When I was a kid, especially growing up with teacher parents, September felt like the start of a new year. As an adult, January became my new year. Now, my new year starts August 16th, another year beginning since my husband's death. That's one of the strange things about widowhood. Time is altered. In some ways, the first year seemed to last forever. In some ways, it felt like one broken heartbeat.

Before Dave's death, I wasn't particularly bothered that we all kick the bucket sooner or later. Perhaps because I assumed it would be later. I was surprised that death took me by surprise. The reality of it a stark contrast to my relaxed, pragmatic, almost romantic notion. I was shocked by how final it felt. The never-again nature of it. The words unsaid. The plans unfulfilled. The permanent vacancy where my girls' dad should be.

For years, I used death as a guide.

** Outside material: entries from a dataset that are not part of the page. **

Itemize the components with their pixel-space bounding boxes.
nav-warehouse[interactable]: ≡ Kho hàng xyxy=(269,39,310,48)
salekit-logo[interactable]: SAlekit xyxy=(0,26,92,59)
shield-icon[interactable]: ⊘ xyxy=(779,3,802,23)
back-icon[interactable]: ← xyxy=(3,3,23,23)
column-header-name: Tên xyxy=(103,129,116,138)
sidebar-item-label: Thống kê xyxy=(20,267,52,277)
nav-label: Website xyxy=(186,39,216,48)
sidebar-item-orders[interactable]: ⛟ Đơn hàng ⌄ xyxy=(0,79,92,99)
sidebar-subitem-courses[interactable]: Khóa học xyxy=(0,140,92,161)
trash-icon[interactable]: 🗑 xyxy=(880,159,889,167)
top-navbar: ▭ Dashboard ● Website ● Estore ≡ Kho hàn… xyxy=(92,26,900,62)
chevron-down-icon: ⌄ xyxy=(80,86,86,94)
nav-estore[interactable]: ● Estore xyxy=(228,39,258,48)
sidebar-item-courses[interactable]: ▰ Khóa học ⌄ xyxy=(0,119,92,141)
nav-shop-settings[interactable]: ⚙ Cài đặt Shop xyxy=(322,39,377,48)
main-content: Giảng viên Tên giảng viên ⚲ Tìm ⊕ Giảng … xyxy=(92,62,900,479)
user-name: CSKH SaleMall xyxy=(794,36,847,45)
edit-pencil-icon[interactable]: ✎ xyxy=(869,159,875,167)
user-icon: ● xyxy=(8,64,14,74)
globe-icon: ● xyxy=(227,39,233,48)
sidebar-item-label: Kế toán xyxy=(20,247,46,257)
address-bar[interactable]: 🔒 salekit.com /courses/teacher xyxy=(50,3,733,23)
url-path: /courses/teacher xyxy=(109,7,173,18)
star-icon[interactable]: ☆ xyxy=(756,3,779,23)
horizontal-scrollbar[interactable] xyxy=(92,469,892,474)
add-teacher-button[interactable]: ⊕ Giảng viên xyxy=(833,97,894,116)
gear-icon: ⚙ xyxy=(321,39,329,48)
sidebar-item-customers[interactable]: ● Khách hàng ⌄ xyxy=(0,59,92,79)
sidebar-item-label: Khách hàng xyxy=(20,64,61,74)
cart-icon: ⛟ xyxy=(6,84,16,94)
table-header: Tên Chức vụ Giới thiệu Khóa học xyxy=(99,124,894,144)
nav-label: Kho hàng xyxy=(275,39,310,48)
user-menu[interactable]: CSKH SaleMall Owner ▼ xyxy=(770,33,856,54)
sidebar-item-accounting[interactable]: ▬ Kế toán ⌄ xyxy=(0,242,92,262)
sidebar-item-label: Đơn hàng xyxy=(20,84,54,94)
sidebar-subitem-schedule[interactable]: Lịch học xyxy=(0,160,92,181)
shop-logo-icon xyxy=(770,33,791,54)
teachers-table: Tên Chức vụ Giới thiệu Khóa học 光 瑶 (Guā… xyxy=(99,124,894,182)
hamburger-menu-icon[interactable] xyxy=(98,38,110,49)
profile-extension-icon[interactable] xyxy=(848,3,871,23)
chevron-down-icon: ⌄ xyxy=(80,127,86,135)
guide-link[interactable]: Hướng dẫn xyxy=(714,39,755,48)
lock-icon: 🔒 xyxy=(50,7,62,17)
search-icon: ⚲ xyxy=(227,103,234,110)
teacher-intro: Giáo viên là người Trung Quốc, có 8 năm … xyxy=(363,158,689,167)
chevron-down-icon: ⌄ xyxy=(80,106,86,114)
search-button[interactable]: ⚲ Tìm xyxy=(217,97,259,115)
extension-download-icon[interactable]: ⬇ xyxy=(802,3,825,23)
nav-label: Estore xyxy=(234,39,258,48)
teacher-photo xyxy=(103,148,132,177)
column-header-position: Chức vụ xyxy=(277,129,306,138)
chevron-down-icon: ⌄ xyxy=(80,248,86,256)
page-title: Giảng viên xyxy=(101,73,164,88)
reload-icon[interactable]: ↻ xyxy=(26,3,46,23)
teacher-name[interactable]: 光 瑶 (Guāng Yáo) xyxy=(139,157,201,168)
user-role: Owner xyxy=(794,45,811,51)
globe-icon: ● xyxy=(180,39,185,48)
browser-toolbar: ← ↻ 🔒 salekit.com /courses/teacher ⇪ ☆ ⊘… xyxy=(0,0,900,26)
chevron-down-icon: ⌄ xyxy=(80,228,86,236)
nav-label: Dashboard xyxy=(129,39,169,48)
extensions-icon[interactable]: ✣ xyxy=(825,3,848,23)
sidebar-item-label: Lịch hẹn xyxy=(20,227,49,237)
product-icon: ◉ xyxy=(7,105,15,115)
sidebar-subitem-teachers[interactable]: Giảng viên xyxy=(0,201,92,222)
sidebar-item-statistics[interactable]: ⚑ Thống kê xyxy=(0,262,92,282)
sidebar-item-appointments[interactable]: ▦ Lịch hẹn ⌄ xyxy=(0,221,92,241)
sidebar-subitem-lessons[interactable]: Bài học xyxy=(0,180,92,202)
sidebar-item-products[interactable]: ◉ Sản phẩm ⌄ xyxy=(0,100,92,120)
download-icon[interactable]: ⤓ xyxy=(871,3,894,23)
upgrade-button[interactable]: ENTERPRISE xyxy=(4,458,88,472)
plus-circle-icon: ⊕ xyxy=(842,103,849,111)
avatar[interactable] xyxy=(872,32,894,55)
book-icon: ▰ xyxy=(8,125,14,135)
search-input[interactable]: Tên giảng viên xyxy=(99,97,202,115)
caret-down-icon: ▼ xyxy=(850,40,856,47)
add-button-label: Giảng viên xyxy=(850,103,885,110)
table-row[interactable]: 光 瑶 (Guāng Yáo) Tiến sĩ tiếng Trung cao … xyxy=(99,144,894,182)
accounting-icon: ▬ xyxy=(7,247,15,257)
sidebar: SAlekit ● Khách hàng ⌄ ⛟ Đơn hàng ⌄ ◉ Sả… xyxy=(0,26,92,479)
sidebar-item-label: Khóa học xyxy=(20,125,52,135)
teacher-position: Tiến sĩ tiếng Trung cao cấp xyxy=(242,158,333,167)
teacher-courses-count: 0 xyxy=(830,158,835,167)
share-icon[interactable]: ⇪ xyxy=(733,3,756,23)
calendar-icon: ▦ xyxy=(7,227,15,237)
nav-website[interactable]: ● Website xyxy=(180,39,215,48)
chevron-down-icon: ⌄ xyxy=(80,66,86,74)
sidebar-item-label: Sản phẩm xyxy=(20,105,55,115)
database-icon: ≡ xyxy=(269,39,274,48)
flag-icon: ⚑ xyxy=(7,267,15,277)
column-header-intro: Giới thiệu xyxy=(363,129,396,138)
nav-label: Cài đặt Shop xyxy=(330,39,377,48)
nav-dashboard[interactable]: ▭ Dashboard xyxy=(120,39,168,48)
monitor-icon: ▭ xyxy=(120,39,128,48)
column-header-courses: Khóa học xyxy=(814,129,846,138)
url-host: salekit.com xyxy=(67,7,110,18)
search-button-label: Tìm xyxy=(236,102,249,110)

I sucked the juice out of life, knowing it wouldn't last forever. Now death and I are better acquainted, more intimacy, less romance. Now I'm doubling down on death as my guiding principle. Living like I'm dying has become more than experience and adventure seeking. It's loving the shit out of my people. It's embracing the humility, acceptance, and connection that flows from seeing that we all begin and end the same, born and dead. And it's listening more and talking less, although more and less are relative measures and I will have to chant "two ears, one mouth" until it's my turn to kick the bucket.

Even though death is a relentless mother fucker who comes for us all, he comes bearing gifts. He'll help you get your priorities straight in one broken heartbeat.